Regen se agazapó lo más que pudo, mientras la adrenalina hacía que su pelaje ardiera de terror. Entrecerró los ojos, y pudo distinguir al lado de una gran roca, el cuerpo musculoso y fornido de un gato blanco. En una pata delantera, tenía una cicatriz que le llegaba hasta una almohadilla. ¡La marca de un cazador de rango uno! Pensó, alarmado.

—... ¿O será que eres uno de esos carroñeros del rango cinco? —ronroneó, caminando peligrosamente en su dirección.

Entonces, Regen se lanzó a correr. Escuchó un bufido proveniente de sus espaldas, aunque estaba muy lejos. Eso lo incitó a acelerar más, hasta que por fín apareció en el prado que tanto había añorado.

No tuvo tiempo para contemplar el paisaje, saltó hacia un arbusto solitario, y se internó en él. Sus respiraciones eran entrecortadas y frágiles, mientras esperaba que el gato de rango uno apareciera de la nada y lo matara. No fue consciente del tiempo que pasó hasta que por fín se decidió a salir.

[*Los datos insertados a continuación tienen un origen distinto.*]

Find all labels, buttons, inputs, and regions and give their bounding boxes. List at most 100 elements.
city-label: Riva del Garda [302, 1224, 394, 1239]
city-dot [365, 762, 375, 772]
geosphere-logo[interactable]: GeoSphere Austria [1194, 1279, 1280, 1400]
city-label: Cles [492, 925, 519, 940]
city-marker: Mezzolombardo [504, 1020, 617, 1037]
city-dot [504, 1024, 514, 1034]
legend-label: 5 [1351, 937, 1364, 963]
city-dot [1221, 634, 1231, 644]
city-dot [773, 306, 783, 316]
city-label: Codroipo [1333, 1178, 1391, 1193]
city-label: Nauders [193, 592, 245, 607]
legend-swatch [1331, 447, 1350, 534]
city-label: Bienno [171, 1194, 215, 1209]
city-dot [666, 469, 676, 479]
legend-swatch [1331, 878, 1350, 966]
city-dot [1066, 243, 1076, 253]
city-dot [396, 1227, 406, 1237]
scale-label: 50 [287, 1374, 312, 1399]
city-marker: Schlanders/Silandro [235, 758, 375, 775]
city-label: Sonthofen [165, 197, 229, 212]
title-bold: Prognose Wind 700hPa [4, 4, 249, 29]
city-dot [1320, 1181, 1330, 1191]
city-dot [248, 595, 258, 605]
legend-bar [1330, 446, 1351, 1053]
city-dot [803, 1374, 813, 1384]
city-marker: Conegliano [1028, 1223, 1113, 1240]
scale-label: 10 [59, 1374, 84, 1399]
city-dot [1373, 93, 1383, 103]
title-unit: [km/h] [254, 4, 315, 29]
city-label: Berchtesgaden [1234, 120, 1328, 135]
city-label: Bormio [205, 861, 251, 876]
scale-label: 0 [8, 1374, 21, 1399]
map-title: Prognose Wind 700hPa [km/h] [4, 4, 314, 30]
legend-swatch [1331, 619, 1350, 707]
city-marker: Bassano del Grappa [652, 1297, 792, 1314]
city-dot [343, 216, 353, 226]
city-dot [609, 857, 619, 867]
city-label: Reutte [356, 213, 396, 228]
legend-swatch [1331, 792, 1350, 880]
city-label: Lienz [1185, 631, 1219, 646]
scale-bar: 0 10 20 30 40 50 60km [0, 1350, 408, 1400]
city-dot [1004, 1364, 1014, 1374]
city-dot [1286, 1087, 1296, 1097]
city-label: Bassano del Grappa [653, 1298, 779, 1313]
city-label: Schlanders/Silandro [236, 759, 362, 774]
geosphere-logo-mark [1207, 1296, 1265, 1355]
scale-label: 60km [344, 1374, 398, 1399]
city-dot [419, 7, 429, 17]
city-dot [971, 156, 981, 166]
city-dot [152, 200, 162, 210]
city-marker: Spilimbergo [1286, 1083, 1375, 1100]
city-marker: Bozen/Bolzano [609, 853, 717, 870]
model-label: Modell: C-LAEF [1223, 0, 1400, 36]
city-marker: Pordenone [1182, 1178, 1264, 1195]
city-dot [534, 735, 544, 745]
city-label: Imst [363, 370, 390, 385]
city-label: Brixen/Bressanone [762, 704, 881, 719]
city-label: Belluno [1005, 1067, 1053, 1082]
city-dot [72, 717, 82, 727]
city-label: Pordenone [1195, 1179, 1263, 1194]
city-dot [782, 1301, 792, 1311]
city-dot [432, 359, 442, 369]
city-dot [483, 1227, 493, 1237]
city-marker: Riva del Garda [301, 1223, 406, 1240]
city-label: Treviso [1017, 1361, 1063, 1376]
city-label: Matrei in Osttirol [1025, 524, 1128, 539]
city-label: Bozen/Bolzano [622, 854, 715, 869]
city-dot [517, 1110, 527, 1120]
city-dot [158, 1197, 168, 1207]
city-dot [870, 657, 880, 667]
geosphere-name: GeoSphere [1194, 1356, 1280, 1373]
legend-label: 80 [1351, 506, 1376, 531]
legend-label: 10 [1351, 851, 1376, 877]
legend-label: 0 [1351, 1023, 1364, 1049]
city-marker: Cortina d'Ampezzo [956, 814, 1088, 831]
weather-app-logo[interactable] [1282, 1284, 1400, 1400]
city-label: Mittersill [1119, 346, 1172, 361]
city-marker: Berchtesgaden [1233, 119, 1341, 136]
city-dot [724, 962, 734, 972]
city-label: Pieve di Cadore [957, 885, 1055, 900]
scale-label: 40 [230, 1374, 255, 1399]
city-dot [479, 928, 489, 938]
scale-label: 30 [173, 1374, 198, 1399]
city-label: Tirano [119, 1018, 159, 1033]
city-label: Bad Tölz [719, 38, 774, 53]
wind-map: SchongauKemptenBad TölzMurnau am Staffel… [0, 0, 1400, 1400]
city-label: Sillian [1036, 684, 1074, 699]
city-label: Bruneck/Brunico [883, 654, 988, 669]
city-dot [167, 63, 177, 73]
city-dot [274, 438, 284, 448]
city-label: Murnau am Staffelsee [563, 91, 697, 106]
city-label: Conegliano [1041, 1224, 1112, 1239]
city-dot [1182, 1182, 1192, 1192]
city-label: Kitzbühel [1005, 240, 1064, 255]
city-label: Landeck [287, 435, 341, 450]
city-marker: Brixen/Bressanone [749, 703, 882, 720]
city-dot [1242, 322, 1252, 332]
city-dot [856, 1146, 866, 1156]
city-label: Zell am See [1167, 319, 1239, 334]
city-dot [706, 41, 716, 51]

Una dulce brisa lo recibió afuera. El bosque estaba en completo silencio. El felino blanco se había ido.

—¡Lo hice! —ronroneó en voz baja.

Se giró hacia las casas de los Pelajes Claros, con sus extraños techos de formas extrañas, al final del prado. No se demoraría más de tres amaneceres en llegar al bosque, donde después, encontraría a los amables gatos de clan con los que podría tener una vida digna, una vida que anhelaba junto a otros que lo apreciaran.

Y se dirigió a las viviendas de los Pelajes Claros, sin sospechar del destino que lo aguardaba en silencio.